Judith loved art from a young age and when she was 17 she bought her parents a book all about ketubahs for their wedding anniversary. “I had never heard of illuminated ketubahs and was telling this young rabbi about it.” Turns out he was getting married that summer and asked Judith if she would design and do the calligraphy for his ketubah.
“He pestered me until I agreed, and he helped and guided me onto this path. I then went off to art school. By day I was doing large abstract painting and at night I was making ketubahs. I was definitely the only person making ketubahs in Wisconsin,” she said with a laugh. “I can’t believe he recognized that in me! Sometimes people can see more in us then we know about ourselves. I don’t think I would have had the confidence to attempt a legal document like a ketubah, on my own.”
Rabbi and Mrs. Frederick Wenger’s was the very ketubah Judith ever made, then in 2009, after 36 years of making ketubahs, Rabbi Wenger asked her to make his daughter’s ketubah. (Pictured above)
By day I was doing large abstract painting and at night I was making ketubahs.
Judith and I both felt it was no coincidence that we were speaking on the eve of Yom Hashoah, the Holocaust Remembrance Day, a day all about remembering our shared history, but also that we must always continue in our Jewish ways of life. “We were nearly rubbed out but I know that my ketubahs will outlive me. They truly are immortal, they are family heirlooms that will be preserved for generations to come. That is part of the joy and love of my work.”
Does the fact that your art is on a ketubah affect the design
or does the design come first?
“The idea that it’s a ketubah drives the design, it has completely impacted all of my work. I start out writing the text and then the art around it.
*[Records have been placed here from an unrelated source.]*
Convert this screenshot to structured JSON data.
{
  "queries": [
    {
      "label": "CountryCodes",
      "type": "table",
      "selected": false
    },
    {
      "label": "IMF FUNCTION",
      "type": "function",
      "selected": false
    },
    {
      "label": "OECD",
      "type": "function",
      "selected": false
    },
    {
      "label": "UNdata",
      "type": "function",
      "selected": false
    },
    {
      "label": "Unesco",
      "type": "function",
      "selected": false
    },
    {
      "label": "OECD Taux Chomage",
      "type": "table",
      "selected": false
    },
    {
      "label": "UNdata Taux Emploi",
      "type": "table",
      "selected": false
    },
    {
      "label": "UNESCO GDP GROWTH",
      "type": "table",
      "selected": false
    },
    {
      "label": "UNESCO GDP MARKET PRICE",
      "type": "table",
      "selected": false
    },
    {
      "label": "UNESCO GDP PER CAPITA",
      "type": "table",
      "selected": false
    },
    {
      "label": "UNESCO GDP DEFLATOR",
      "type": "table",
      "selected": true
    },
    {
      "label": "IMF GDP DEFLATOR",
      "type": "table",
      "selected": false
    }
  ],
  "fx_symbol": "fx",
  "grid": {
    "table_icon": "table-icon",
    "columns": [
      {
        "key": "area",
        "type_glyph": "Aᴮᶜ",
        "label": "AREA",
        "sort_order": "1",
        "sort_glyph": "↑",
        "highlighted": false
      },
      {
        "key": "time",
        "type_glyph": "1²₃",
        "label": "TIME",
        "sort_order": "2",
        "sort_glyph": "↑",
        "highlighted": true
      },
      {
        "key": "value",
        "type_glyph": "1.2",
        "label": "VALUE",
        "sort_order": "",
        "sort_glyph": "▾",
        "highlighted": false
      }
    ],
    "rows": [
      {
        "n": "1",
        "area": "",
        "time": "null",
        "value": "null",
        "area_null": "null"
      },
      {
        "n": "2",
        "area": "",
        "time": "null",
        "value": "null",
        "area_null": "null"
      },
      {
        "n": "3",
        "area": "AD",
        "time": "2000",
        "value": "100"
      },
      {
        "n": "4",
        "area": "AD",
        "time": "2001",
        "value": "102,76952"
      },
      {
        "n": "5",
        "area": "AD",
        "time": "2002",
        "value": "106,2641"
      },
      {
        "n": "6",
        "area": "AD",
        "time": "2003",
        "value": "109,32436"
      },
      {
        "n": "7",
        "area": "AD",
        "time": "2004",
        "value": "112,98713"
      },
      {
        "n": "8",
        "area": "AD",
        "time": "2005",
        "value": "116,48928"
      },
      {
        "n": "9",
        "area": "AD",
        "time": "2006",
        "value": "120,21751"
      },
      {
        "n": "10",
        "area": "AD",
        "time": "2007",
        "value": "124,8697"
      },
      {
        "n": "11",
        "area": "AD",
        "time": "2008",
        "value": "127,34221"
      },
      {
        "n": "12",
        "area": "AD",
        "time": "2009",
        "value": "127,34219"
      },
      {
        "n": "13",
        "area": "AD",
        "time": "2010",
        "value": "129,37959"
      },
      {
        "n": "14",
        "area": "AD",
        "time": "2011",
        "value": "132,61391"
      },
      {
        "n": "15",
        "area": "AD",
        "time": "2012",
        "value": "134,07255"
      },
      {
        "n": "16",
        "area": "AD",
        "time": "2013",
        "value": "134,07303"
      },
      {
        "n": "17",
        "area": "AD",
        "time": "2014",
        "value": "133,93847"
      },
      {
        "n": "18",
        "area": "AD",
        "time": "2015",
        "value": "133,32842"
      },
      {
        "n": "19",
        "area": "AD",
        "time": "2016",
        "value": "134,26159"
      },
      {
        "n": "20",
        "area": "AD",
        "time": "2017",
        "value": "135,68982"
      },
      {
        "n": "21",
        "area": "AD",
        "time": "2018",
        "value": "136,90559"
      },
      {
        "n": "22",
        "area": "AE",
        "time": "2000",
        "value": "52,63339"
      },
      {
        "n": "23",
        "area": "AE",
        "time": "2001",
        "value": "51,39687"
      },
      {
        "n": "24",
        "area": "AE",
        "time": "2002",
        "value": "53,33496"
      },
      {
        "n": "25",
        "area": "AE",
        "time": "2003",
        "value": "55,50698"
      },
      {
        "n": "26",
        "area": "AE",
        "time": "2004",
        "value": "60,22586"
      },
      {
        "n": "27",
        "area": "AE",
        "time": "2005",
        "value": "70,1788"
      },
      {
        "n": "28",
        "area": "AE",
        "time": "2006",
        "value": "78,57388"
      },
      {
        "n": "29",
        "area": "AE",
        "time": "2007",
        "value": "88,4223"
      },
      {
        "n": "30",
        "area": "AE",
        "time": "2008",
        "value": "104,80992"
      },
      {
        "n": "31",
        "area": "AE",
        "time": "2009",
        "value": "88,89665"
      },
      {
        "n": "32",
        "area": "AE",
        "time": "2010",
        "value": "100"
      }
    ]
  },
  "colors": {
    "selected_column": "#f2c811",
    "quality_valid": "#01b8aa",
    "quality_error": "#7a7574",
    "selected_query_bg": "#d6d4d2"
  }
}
The idea of the text is always there, whether it is visible or if I’m referring to the text behind the wings [of the art]. It’s just become a habit.”
I’ve done over 500 so that’s framed how I work, it is really my first love.
To a point that most of her work are ketubot. “I’ve done over 500 so that’s framed how I work, it is really my first love.”
What is your favorite medium to work in?
“Egg tempera which is a medium that was popular in the middle ages.” One of the most notable artist to use this same method is Botticelli who famously painted “The Birth of Venus.” It is pure pigment mixed with a fresh egg. “The reason I do it is not just be unusual but it is really beautiful and creates vivid colors. It is aqua based, rather than oil based, which makes it compatible with ink which is great for calligraphers. It is also very permanent so that the ketubahs will last for centuries, with museum-like quality.”
Judith says, “I like to tell my students “let your hand teach your mind. If I just start working and painting, the ideas come, it’s all tied in. It’s not just sitting around and waiting for inspiration to hit me. If you’re not making this kind of art, you really don’t know. I feel really blessed to be a ketubah artist, it’s a privilege.”